6.2. Âtike binti Zeyd (r.a)
Âtike binti Zeyd b. Amr el-Kureşiyye (r.a) İslâm’ı ilk kabul eden Müslümanlardandır. Şâirdir. Medîne-i Münevvere’ye hicret ettikten sonra orada Hz. Ebû Bekir’in oğlu Abdullah (r.a) ile evlendi. Güzelliği ve câzibesi kocasını çok etkiliyor, bu sebeple cihâd ve benzeri vazifelerini gereği gibi yerine getiremiyordu. Bunun üzerine Hz. Ebû Bekir (r.a) oğluna baskı yaparak Âtike’yi boşamasını istedi.

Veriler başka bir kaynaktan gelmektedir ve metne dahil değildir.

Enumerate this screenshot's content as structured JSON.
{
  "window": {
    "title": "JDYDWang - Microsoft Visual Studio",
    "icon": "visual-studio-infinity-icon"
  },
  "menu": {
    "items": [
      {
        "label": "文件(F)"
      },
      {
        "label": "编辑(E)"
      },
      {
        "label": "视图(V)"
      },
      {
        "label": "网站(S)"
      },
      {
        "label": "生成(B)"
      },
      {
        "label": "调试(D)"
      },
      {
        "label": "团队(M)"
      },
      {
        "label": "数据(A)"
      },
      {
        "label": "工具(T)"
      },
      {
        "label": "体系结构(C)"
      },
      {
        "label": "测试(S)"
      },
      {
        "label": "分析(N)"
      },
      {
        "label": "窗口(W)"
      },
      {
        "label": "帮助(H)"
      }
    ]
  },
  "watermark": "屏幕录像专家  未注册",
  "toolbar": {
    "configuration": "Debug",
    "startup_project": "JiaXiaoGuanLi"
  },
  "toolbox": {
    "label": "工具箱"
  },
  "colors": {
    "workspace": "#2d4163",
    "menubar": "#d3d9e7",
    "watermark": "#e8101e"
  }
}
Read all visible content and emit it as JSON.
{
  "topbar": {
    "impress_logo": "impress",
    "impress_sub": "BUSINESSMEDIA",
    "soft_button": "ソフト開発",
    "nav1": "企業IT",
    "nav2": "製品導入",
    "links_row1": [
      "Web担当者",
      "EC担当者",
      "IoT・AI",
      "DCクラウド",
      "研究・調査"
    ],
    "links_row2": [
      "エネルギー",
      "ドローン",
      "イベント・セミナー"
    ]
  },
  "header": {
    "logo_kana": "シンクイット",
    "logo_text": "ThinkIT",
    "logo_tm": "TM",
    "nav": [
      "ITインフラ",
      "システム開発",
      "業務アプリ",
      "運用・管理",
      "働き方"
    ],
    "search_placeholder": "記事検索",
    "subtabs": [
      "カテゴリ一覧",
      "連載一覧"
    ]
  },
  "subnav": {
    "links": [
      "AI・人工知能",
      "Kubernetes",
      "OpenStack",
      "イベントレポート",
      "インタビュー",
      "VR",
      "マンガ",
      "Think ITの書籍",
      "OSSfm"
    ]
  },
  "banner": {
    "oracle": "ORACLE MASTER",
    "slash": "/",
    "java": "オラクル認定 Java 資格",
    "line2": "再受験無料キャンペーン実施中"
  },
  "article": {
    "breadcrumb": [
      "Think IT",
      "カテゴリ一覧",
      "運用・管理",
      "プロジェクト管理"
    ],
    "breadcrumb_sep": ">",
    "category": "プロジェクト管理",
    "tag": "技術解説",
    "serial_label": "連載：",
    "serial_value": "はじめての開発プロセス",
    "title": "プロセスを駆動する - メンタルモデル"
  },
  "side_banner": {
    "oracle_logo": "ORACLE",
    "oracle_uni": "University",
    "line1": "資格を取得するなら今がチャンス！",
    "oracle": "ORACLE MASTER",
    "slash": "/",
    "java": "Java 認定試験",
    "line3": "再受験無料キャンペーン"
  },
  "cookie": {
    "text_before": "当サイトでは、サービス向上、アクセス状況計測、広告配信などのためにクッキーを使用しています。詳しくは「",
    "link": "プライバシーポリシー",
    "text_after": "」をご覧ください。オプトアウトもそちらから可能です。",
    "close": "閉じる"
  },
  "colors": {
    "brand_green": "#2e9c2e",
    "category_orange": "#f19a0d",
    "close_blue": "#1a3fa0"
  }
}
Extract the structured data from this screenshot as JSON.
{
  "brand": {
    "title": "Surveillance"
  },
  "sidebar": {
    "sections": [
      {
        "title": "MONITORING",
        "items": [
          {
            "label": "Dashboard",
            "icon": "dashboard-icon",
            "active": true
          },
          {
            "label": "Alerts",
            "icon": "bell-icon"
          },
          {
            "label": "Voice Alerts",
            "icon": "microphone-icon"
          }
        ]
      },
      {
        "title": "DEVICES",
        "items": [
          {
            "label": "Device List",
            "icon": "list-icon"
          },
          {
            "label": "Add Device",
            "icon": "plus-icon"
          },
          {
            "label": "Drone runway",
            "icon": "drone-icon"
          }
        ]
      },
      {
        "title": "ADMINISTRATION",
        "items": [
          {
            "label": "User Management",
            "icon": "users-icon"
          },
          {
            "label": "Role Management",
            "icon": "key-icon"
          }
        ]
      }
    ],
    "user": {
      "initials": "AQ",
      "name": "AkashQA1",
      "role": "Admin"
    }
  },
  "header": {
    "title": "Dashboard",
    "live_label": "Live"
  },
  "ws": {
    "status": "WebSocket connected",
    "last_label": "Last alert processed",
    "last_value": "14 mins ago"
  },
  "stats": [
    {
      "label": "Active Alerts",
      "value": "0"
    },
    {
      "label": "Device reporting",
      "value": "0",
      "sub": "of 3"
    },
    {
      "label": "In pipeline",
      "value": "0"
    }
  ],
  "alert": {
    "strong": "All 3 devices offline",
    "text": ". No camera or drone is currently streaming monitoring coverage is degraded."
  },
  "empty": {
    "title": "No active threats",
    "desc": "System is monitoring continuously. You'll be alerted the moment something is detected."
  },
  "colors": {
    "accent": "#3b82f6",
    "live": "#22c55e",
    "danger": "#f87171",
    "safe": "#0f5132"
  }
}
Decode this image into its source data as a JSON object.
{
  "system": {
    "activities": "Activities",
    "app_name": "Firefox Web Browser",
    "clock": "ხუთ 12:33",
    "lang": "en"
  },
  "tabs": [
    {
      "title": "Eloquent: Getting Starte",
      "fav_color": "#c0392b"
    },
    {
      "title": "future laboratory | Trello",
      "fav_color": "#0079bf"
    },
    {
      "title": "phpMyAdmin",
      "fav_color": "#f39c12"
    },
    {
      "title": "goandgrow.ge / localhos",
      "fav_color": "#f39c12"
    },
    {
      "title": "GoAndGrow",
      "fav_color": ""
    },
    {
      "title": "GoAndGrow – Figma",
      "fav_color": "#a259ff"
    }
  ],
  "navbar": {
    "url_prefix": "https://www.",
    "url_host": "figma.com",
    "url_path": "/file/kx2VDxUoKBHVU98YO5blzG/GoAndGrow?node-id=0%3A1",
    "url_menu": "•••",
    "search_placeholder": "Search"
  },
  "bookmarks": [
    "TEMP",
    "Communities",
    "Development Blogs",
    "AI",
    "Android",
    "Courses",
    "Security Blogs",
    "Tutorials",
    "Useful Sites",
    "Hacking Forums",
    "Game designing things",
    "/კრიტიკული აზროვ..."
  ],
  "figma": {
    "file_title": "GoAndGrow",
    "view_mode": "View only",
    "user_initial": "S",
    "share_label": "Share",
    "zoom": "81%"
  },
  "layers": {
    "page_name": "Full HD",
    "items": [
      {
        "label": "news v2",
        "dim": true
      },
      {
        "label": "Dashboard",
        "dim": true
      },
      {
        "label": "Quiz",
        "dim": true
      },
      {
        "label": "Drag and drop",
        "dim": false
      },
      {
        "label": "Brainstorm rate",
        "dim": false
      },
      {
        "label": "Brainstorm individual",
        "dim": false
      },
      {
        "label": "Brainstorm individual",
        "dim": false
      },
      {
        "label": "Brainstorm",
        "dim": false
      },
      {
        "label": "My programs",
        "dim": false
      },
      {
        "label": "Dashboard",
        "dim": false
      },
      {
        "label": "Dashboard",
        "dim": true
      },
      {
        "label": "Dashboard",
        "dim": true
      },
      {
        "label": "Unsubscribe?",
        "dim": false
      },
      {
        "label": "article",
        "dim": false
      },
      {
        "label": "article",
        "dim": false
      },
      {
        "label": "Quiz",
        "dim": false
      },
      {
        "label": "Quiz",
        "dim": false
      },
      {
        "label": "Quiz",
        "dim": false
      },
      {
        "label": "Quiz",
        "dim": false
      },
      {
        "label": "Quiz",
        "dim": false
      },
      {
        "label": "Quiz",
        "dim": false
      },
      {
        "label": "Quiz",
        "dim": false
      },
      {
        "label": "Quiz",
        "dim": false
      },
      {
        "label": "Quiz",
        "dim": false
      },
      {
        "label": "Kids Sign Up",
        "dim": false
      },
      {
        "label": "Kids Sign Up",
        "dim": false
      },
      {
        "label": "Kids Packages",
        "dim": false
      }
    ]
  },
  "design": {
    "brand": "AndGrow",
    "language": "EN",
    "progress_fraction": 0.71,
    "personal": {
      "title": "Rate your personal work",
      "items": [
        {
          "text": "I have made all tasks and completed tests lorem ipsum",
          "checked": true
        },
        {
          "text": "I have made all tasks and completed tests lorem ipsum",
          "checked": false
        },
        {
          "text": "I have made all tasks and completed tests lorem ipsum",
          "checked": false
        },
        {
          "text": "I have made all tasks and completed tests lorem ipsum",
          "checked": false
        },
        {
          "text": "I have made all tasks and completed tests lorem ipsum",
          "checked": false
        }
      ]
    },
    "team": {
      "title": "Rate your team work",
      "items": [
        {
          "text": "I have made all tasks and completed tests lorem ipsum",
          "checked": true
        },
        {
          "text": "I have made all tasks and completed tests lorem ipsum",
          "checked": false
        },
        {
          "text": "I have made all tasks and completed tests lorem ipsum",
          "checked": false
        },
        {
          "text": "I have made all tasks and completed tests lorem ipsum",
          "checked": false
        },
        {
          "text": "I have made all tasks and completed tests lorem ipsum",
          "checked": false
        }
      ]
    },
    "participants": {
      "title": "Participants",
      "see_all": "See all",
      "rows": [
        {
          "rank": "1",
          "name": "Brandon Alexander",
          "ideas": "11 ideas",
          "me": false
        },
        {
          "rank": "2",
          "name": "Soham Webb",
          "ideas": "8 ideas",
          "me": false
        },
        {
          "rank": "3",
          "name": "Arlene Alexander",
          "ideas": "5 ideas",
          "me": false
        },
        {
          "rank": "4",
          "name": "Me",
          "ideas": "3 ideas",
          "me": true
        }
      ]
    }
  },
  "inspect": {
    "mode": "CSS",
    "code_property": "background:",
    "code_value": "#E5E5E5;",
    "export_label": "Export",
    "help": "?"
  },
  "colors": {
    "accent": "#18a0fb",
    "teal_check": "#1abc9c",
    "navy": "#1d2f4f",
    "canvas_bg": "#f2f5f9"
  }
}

Abdullah (r.a) babasına itaat ederek karısından ayrıldı ancak buna çok üzüldü. Ayrılık acısını içli mısralarla terennüm ediyordu. Bir gece oğlunun ıstırabını işiten Hz. Ebû Bekir (r.a) onun tekrar Âtike ile evlenmesine izin verdi.
Abdullah (r.a) Tâif Muhâsarası’nda isâbet eden bir ok sebebiyle vefat edince Âtike (r.a) çok üzüldü ve vefat edinceye kadar kocası için ağlayacağını ifâde eden bir mersiye söyledi.
Âtike (r.a) daha sonra Hz. Ömer ile evlendi (12/633). Evlenmeden önce Hz. Ömer’den namazını Mescid-i Nebevî’de cemaatle kılmasına mâni olmayacağına dair söz aldı ve cemaate devam etti. Hatta Hz. Ömer Ebû Lü’lü’ tarafından mihrapta şehid edildiği esnâda Âtike de mescidde bulunuyordu.
Âtike (r.a) Hz. Ömer’in şehid edilmesinden sonra Zübeyr b. Avvâm ile evlendi. Zübeyr’in şehid edilmesi üzerine onun için de bir mersiye söyledi.
Rasûlullah (s.a.v) için de bir mersiye söyleyen Âtike (r.a) şiirleri şâhid olarak gösterilebilecek kadar iyi bir şâirdi. 40/660 senesinde vefat etti.[5]
[1] Mehmet Ali Sönmez, “Abdullah b. Ebû Bekir es-Sıddîk”, TDV İslâm Ansiklopedisi, https://islamansiklopedisi.org.tr/abdullah-b-ebu-bekir-es-siddik (17.04.2023). Bkz. Hâkim, el-Müstedrek, 3/543, no: 6021.
[2] Hâkim, el-Müstedrek, 3/543, no: 6021; Beyhakî, es-Sünenü’l-kübrâ, 9/167, no: 18191.
[3] Taberânî, el-Muʻcemü’l-kebîr, 13/130. Krş. Hâkim, el-Müstedrek, 3/544, no: 6023.
[4] Hâkim, el-Müstedrek, 3/543, no: 6022.